I find Google Sheets can be an amazing tool for organizing projects – the endless rows and columns allow me to track and categorize things as I please. (You should see my Byzantine spreadsheet for my family’s personal finances.)
Until recently, however, I encountered a major limitation that upset my organizational brain. If I wanted to add hyperlinks to a cell, I could only link an entire cell instead of hyperlink individual words inside. This meant, for example, that if I wanted to follow some interesting personal finance links in my spreadsheet, I had to create individual cells for each of these hyperlinks, which could quickly fill a lot more cells than I would like.
But earlier this summer, while researching a great story, I must have subconsciously noticed that something had changed. I could finally bind as many things as I wanted in one cell, which allowed me to pack even more organization in my handcrafted spreadsheets. The functionality was so good – and felt so natural to me – that I immediately switched to using it as if it had always been there, and I didn’t think much about it.
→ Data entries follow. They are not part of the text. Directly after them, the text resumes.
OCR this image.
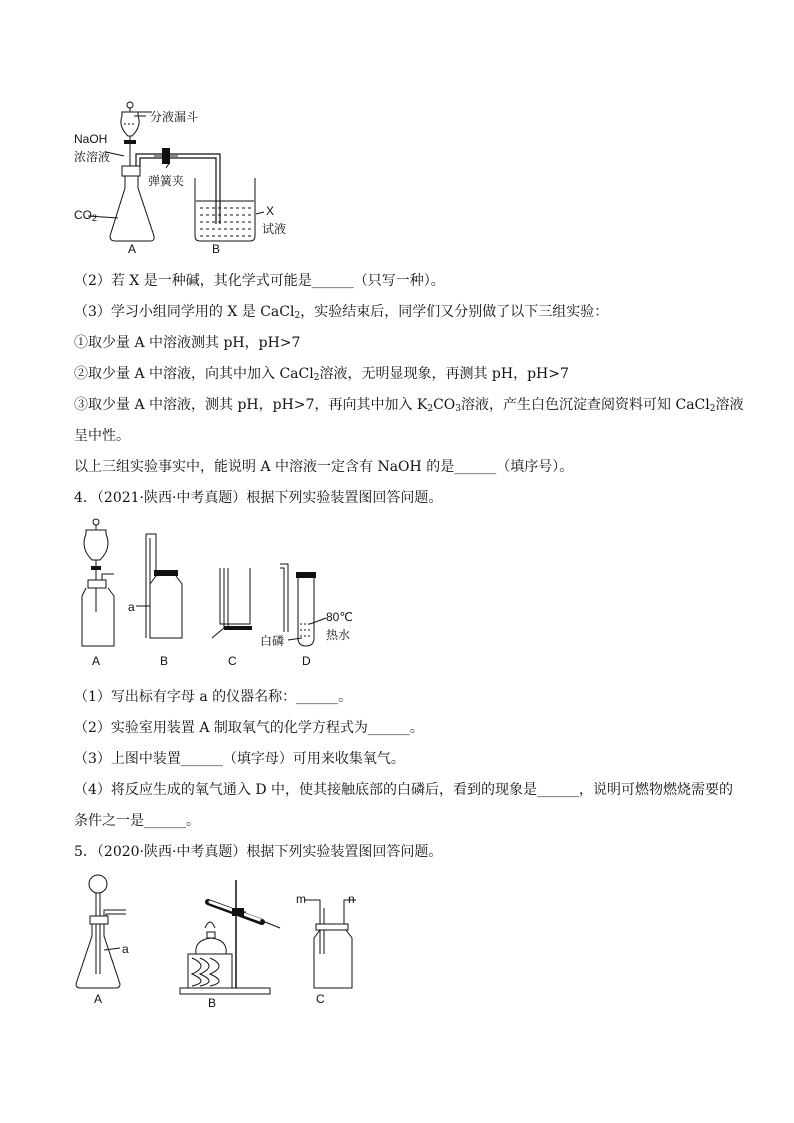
分液漏斗
NaOH
浓溶液
弹簧夹
$CO_2$	X
试液
A	B
（2）若 X 是一种碱，其化学式可能是______（只写一种）。
（3）学习小组同学用的 X 是 CaCl$_2$，实验结束后，同学们又分别做了以下三组实验：
①取少量 A 中溶液测其 pH，pH>7
②取少量 A 中溶液，向其中加入 CaCl$_2$溶液，无明显现象，再测其 pH，pH>7
③取少量 A 中溶液，测其 pH，pH>7，再向其中加入 $K_2CO_3$溶液，产生白色沉淀查阅资料可知 CaCl$_2$溶液
呈中性。
以上三组实验事实中，能说明 A 中溶液一定含有 NaOH 的是______（填序号）。
4．（2021·陕西·中考真题）根据下列实验装置图回答问题。
a
80℃
热水
白磷
A	B	C	D
（1）写出标有字母 a 的仪器名称：______。
（2）实验室用装置 A 制取氧气的化学方程式为______。
（3）上图中装置______（填字母）可用来收集氧气。
（4）将反应生成的氧气通入 D 中，使其接触底部的白磷后，看到的现象是______，说明可燃物燃烧需要的
条件之一是______。
5．（2020·陕西·中考真题）根据下列实验装置图回答问题。
a
m	n
A	B	C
But today another Edge staff also noted the change with enthusiasm, sharing it in The Rod Slack as a public service announcement. And then my editor realized that he, like me, started using it without even thinking about it. It’s just convenient.
Granted, my colleagues and I may be a little late for the hyperlink part. I found a Google support thread discussing the new feature starting May 7 and a YouTube tutorial posted the same day. But maybe the feature reached my coworkers and I a bit later than May, as Google sometimes rolls out features over time.
We thought we would share with you our common discovery of functionality, dear Edge reader, so you can start creating hyperlinks.